Easier Said Than Done: The Art of Sabr (Patience) with People

Easier Said Than Done: The Art of Sabr (Patience) with People
Published On: 26-Feb-2024

Article by

Hafsa Shahzada

Yazid ibn Asad reported: The Holy Prophet (S.A.W.) said to me: “Oh Yazid, love for people what you love for yourself”.

In another narration, the Messenger (S.A.W.) stated,

“Do not treat people but in the way you would love to be treated by them.”

(Sahih, Musnad Ahmad, 16220).

Teaching of Patience/Sabr in Islam

Patience in Islam literally translates to endurance. It corresponds to two parts of faith (Imaan). One to perseverance and/or persistence, and the other to gratitude/thankfulness (Shukar). Sabr is a commendable personality quality that goes a long way in deepening our connection with the Almighty Creator, Allah (SWT), pushes us to speak and act upon the truth, and to bear with strength through challenges. The significance of sabr is further exemplified with how it is a recurring theme in the Holy Quran, and the term “sabr” appearing alongside eraaz (Arabic translation to avoidance), more than 100 times in the scriptures.

Patience is categorized into three core types:

●       Interpersonal patience

●       Life hardship patience

●       Daily hassles patience

For those struggling in interpersonal relations, this article will address some salient points in “Interpersonal patience”, and how one can effectively build patience and deal with other people.

Scenario 1: It is them. The external state of our surroundings. In layman terms trending nowadays, the individual we are corresponding with is “toxic” and struggles to maintain positive social relations on a whole, with you or others. Shared ahead are some psychology-based tools to cope with difficult people.

Possible Solutions:

●       Develop listening skills and empathy: This refers to us lending a ready ear and openness of mind to what the other person has to say, even if you do not agree with it. It is important to demonstrate acceptance, though not necessarily agreement, by simply nodding or injecting phrases such as "I understand" or "I see." Try to get a sense of the feelings that the speaker is expressing, and stay mindful of the emotional content being delivered as well as the literal meaning behind it.

●       Physical factors: Many people become impatient due to physical factors such as hunger, dehydration, or fatigue. Bear this in mind the next time you start to feel impatient with others. A simple remedy might be a snack and a glass of water for the next party.

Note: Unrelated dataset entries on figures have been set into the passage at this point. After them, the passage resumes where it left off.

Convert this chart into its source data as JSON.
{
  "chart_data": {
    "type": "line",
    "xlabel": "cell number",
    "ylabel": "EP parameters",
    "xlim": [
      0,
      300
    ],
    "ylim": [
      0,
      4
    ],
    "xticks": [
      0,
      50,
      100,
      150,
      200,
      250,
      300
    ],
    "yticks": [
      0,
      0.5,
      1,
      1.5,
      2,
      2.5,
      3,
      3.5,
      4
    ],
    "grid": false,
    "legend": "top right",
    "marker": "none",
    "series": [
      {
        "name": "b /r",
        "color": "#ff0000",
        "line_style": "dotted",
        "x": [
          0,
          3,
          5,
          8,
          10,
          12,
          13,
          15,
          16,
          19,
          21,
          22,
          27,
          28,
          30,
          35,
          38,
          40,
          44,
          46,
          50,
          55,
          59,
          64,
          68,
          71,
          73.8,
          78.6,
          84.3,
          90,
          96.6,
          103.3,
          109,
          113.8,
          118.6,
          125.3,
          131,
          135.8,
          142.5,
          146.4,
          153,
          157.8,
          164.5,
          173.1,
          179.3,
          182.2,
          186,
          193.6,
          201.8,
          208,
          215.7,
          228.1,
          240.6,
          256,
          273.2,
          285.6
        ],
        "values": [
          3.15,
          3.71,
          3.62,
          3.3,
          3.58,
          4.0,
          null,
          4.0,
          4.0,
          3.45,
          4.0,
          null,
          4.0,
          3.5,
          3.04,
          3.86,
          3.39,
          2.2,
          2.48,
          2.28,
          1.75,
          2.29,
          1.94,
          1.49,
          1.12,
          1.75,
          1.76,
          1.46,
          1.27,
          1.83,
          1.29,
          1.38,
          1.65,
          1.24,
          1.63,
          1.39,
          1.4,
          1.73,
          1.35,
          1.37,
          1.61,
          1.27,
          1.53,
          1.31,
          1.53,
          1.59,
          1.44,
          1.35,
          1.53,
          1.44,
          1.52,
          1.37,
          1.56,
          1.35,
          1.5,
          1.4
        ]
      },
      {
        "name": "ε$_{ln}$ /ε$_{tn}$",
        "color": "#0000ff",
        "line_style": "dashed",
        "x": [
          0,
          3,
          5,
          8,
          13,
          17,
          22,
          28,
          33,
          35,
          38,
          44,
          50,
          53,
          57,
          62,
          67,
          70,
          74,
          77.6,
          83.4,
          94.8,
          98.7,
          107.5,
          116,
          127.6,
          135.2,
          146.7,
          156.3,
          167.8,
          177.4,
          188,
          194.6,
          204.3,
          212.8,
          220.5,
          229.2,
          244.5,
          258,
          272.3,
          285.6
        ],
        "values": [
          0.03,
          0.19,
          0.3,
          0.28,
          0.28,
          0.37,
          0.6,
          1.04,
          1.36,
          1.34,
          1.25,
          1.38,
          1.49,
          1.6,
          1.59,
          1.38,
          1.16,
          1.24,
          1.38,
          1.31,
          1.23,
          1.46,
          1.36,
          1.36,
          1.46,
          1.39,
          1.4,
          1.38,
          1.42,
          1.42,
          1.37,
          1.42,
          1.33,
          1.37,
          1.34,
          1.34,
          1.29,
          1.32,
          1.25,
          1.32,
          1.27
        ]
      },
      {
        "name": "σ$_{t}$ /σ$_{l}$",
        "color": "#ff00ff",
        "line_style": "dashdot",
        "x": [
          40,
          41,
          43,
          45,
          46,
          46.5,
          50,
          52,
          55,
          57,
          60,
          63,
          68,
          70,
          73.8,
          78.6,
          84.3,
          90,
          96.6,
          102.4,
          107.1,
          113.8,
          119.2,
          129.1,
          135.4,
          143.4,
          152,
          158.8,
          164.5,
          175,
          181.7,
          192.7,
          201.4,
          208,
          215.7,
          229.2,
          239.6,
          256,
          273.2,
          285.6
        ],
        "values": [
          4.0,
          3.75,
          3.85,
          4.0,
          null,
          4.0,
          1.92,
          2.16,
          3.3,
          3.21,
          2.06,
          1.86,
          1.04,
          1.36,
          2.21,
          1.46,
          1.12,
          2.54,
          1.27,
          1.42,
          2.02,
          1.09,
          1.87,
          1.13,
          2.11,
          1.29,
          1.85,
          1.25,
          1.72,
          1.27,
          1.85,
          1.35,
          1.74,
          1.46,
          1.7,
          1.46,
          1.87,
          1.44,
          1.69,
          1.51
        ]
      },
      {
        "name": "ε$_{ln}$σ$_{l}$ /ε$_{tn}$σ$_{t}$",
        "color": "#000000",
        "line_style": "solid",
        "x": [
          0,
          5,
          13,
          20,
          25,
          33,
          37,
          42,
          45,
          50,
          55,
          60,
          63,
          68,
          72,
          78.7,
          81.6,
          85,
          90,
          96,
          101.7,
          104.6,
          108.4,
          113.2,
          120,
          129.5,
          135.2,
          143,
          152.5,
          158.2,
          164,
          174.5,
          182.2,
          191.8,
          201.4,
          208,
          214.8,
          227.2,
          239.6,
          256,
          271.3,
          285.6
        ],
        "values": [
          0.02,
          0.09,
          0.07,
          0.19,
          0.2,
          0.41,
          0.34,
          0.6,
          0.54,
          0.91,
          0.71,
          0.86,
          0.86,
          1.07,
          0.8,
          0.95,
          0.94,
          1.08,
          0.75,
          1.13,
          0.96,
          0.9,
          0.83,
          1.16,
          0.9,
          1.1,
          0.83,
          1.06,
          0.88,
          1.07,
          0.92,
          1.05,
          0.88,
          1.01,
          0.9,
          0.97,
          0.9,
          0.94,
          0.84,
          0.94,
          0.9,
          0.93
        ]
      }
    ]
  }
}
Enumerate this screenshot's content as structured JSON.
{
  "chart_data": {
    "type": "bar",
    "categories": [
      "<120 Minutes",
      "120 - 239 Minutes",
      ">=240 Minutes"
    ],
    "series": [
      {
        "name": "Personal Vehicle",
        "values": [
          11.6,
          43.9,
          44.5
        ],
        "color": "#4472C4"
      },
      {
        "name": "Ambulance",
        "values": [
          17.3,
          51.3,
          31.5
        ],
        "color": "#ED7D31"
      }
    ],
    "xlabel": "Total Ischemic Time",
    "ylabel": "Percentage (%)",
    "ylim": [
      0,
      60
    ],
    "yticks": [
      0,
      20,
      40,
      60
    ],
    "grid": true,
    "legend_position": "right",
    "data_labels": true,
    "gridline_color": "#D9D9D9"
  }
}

●       Calmly confront the person in private:There's a chance that this person truly doesn't know their words or actions are leaving a sour taste on you. Give them the benefit of the doubt, and address the problem privately. Explain what's bothering you from their words or actions, and what you'd like them to do about it. Don't go on the attack. Tell them what it feels like, from your perspective, to be on the receiving end of this type of behavior. Use "I" statements, such as, “When you criticize me in front of our class peers, I feel humiliated and upset.”

Scenario 2: It is you: Your own internal state leaves you drained out and impatient with others.

Possible Solutions:

●       Identify impatience triggers: These could be specific people, words, or situations. Try to draft a list of things that cause you to become impatient. If you're having trouble identifying your triggers, stop and think about the last time you felt this way. What caused it? If you're uncertain, ask your social circle (friends, family, or co-workers) about your impatience. Chances are, they know what gets you "wound up" and stuck.

●       Self-awareness: It comprises the ability to look inward in order to accurately assess your behavior-and the thoughts and feelings that influence it. This internal state helps us understand our strengths and limitations and is a key factor as a leader in both personal and professional life to work with people.

●       Journaling: Try keeping a journal to record when you start to feel impatient. Write down the details of the situation, and why you are experiencing frustration. This can help you examine your actions and understand why you respond in this way.

In summary, both scenarios require us to have patience/sabr. You won't always be able to avoid the triggers that make you impatient. But you can learn to manage your reactions to them. The reward of sabr is huge and infinite, and Allah (SWT) is with those who are patient. Yes, we could flee from difficult people who we do not get along with, but how then can we be rewarded for Sabr if we do not have the opportunity to demonstrate it? One must be ready for all of life’s colors and tastes, the sweet and bitter ones.